Jornalista que sou, me vi entre a tarefa de pautar e sentir. Enquanto minha cabeça raciocinava - sobre o assunto do dia, opinando sobre a necessidade de uma discussão coerente, que tentasse expressar um mínimo da imensidão de Glória, - meu estômago e meu coração ainda disputavam a atenção do cérebro ocupado.
Eu fingia plenitude porque às vezes eu esqueço que não há como se dividir entre essas duas tarefas que são tão centrais em minha vida: pautar e sentir. Os verbos que talvez mais façam sentido em mim e que nem sempre conseguem soltar as mãos nessa rotina de corda bamba da vida.
Agitação de redação para pautar a partida de uma personalidade marcante, importante e absolutamente relevante é rotina jornalística. Mas, por que tanto alvoroço dentro de mim com a morte de Glória Maria? É como se muita informação e emoção se amontoassem entre as veias que chegam ao cérebro, ao coração.
É como se tivessem também sido amontoadas as muitas memórias que tenho de Glória em montanhas, praias, templos, pontes, estradas, plantações e céus. Imagens misturadas à figura que segue presa em minha mente da jornalista falando, fazendo passagem em matérias e gesticulando entre tantas paisagens de mundo, desbravando territórios tão bem contados por meio da sua poesia da vida real.
Ao mesmo tempo em que reportava alguns fatos, Glória também fazia história ao ser pioneira em tantos momentos - como a da primeira transmissão ao vivo em cores do Jornal Nacional - mas também por ser imagem-inspiração muito além do jornalismo, um reflexo que se tornou real e tantas vezes considerado impossível a incontáveis mulheres que há 30 ou 40 anos pouco se viam representadas por outras mulheres com o poder de disseminar o poder da sua voz, seu corpo, da sua própria história.
Ligar a TV e ver Glória Maria era abrir os olhos também para as nossas incontáveis potências. Uma verdadeira aliada!
Glória Maria a muitos marcou com as suas palavras. Eu, que desde menina, sou mulher de palavras, quando escuto Glória - e vamos continuar a vê-la e ouví-la - sempre reparo em como ela usa expressões que tantas vezes nem parecem combinar com a cobertura jornalística.

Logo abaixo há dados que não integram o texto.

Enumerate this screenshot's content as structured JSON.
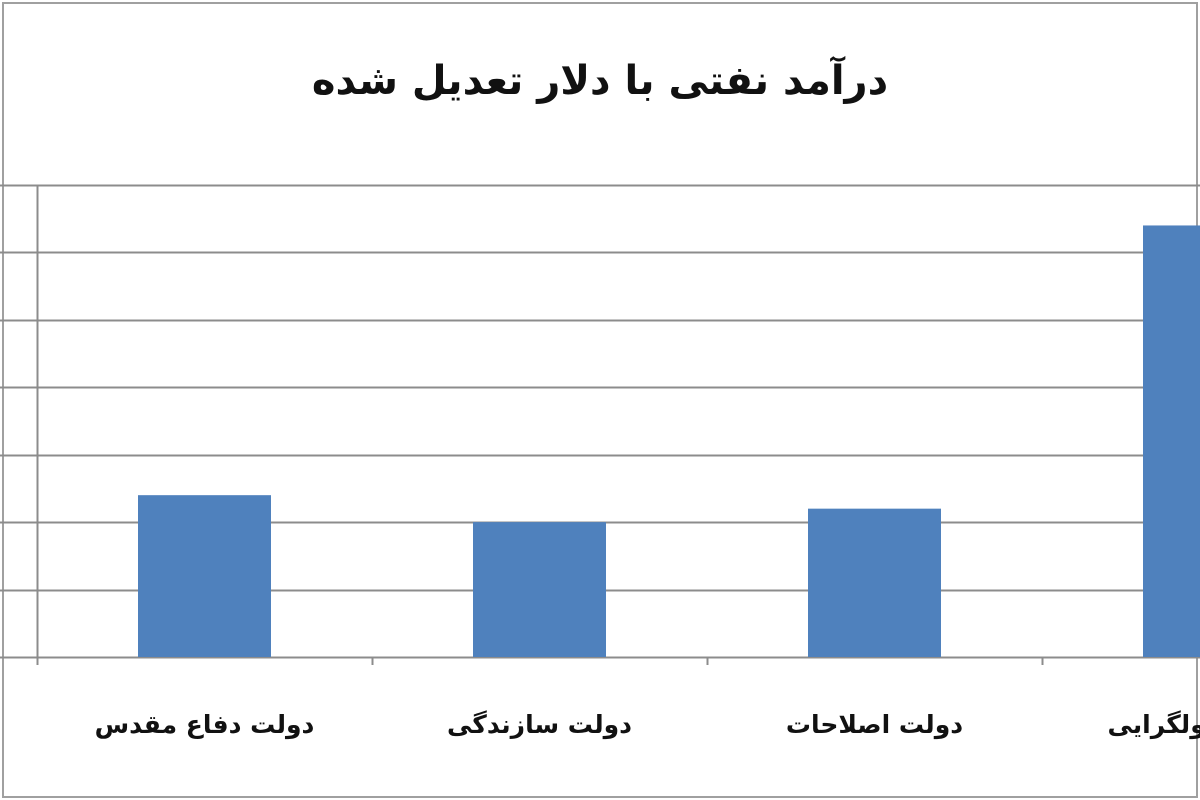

Quem bem assiste - e sente Glória -, percebe o quanto expressões como coração, coragem, alma, emoção, desafio são termos presentes entre seus sorrisos, olhos apertados e respiração ofegante
Escrevo, falo, reflito, rememoro, mas a verdade é que as respostas sobre o que questiono neste texto não cabem em mim, não cabem aqui. Transpassam limites, sejam eles no jornalismo, na televisão, na história de autonomia da mulher, principalmente as negras, na coragem de desafiar modelos, padrões e até territórios.
No poder e coragem de rebater preconceitos, pela voz, pela postura e pela lei. São respostas que não sabemos dar porque ainda sustentamos aquela sensação de susto-surpresa pela partida de quem parecia estar em todos os lugares. Se temos perguntas é porque muito permanece vivo em nós. Que Glória!